La golpeada imagen internacional de México recibió una nueva abolladura.
El fin de semana, cuatro estadounidenses cruzaron la frontera en Matamoros y acabaron siendo víctimas de un secuestro. Siguieron dos días de silencio, pero para el lunes, el asunto había escalado: el FBI estaba encabezando la búsqueda y la noticia dominaba todos los medios en Estados Unidos.
El desenlace no fue feliz. Este martes encontraron a las víctimas, dos de ellas muertas, una más seriamente herida, una ilesa.
La hipótesis de la fiscalía tamaulipeca es que se trató de una confusión. Dado lo que se sabe hasta ahora sobre el incidente, no parece una teoría descabellada.
Pero no es buena noticia: sugiere que, en una ciudad como Matamoros , casi cualquier persona puede ser víctima de un crimen atroz solo por estar en mal lugar y en mal momento.
Eso alimenta la narrativa, impulsada por la derecha estadounidense y reforzada por parte del aparato de inteligencia, de México como país sin ley, dominado por grandes bandas criminales, con instituciones paralizadas por la corrupción. Es decir, la historia contada por los fiscales en el juicio a García Luna , traída al tiempo presente.
Esto sucede además justo cuando la crisis del fentanilo empieza a ser usada proactivamente por los republicanos como garrote contra la administración Biden . Se han multiplicado los llamados a medidas de mano dura contra los “cárteles” en México, incluyendo la posible designación de las bandas criminales mexicanas como organizaciones terroristas y la autorización del uso de la fuerza militar estadounidense en territorio mexicano.
Lo segundo probablemente no suceda, pero hay presión creciente para lo primero. ¿Qué significaría una designación de ese tipo? Desde la perspectiva de los vecinos, implicaría poder utilizar en contra del grupo en cuestión el arsenal legal e institucional que utiliza el gobierno de Estados Unidos en el combate al terrorismo : entre otras cosas, la persecución de proveedores y clientes por “apoyo material al terrorismo”, el congelamiento de una gama amplia de instrumentos financieros, restricciones migratorias a los miembros del grupo en cuestión, etc. Asimismo, pondría al grupo específico no sólo en la mira de las agencias de persecución del delito (DEA, ICE, etc.), sino de toda la comunidad de inteligencia (CIA, NSA, etc.).

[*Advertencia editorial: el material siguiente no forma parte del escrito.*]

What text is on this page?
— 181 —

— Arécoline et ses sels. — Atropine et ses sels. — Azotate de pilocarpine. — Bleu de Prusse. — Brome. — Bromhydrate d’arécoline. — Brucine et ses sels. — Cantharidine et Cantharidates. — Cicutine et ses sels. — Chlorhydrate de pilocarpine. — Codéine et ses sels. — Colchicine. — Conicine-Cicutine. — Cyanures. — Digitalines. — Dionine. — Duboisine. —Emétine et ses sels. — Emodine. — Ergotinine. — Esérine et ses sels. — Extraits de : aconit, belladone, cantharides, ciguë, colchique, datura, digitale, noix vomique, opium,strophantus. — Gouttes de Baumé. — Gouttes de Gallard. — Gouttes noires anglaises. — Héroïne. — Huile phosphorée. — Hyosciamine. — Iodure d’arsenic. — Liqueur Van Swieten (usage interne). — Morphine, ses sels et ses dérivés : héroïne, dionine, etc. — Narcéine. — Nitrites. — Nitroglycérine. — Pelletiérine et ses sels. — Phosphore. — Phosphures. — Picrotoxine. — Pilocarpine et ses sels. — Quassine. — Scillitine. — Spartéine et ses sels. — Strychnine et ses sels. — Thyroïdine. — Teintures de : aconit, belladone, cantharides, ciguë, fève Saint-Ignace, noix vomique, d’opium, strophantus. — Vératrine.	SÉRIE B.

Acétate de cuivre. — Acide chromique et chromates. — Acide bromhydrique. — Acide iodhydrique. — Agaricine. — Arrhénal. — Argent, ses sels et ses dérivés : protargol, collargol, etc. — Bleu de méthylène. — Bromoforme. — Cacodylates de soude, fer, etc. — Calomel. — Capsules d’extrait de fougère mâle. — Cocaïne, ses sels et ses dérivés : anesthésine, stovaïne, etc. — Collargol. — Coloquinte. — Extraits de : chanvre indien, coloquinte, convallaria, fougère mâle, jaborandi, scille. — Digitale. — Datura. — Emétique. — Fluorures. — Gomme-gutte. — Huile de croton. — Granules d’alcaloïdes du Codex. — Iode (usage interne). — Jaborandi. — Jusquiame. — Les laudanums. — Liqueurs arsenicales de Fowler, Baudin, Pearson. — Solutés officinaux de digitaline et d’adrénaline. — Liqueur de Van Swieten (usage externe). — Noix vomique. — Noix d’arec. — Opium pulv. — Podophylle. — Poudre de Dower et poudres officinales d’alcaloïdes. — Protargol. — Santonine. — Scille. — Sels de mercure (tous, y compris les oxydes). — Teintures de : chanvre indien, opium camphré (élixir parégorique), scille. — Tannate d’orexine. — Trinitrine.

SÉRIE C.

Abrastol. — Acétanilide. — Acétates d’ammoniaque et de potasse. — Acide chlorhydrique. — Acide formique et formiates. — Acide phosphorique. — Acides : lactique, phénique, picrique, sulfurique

Pero como ya han comentado otros ( bit.ly/3Jlh0gV ), esos poderes adicionales probablemente se utilizarían más dentro de Estados Unidos que en el extranjero. Para México, el asunto tendría más costos que beneficios. Habría restricciones para algunas formas de financiamiento estadounidense y para ciertos programas de cooperación. Pero, sobre todo, tendría un costo reputacional enorme: reforzaría la narrativa de la derecha estadounidense que describe a México como un estado fallido, trata al terrorismo y al narcotráfico como fenómenos gemelos, y utiliza esos argumentos para exigir el cierre de la frontera. Sería el anti-nearshoring perfecto.
Para conjurar esa posibilidad, el presidente López Obrador podría a) endurecer un poco su discurso en materia de seguridad y b) tener algunos gestos simbólicos en materia de combate a los grupos criminales y control del fentanilo.
Pero eso le implicaría separarse de su discurso de diferenciación con el pasado. No puede decirse distinto si empieza a hablar muy parecido a los gobiernos que le precedieron. Eso tendría costos políticos, pero sobre todo le generaría una dificultad psicológica seria. No creo ser injusto si digo que es de ideas fijas. La flexibilidad no es lo suyo.
En conclusión, el presidente está en un dilema mal ajustado a su temperamento. Y el costo puede ser para el país.